Everyone sat perfectly still.
“So your mother and I have come up with a plan.” He put his arm around her shoulders. “One that will be good for all of us.”
“Are we going to have to move?” Vida asked.
He smiled at her question and took a breath before he spoke. “Yes.”
I squeezed my fingers so tight around the utensils I could feel the pain in my knuckles. Smiles turned to frowns. Zia sunk down in his chair.
“We are moving to America.”
“America?” Ahmad Shah shouted. Forks and knives dropped to the plates with a clatter. “America!” he kept saying, as if a shock of electricity had shot through him. He clapped and hooted. Laila began jumping up and down, saying something about playing volleyball.
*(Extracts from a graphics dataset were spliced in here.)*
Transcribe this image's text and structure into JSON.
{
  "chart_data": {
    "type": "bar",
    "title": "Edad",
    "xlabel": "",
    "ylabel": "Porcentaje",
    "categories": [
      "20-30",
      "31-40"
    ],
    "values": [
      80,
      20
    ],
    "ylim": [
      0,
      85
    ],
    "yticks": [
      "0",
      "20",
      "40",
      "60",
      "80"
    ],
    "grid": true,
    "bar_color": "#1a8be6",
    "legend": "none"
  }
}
Even demure Zulaikha had a grin on her face, as if she had secretly pined for America all along.
“Won’t that be wonderful,” Vida said, shaking my arm beside me. Her enthusiasm was electric. I found myself smiling and wanting to join in the euphoria of the moment, but I couldn’t. My life was here in New Delhi. I would have to move away from my friends, my school, the boys I was coming to know, the festivals, the music, the dancing and singing. It would be leaving Kabul all over again. I couldn’t imagine for one moment how America could be superior to the island of happiness I already had.
Ahmad Shah’s carrying on became louder and louder over the idea of moving to “the land of opportunity.” He kept talking about going to the beach and meeting girls with yellow hair. I didn’t have any idea what he was talking about. A resentment boiled up inside till it must have shown on my face.
“Enjeela, aren’t you happy about this?” Padar said, leaning toward me. “This is good news. Everything you could ever dream of is in America.”
I wanted to tell him every bit of my feelings, but I dared not be disrespectful. “But I was just getting used to it here.”
Padar patted my head, then smoothed down my hair. He moved a strand off my face, as if to reassure me. But I had moved enough in my life already, and in that moment I decided I didn’t want to move any more.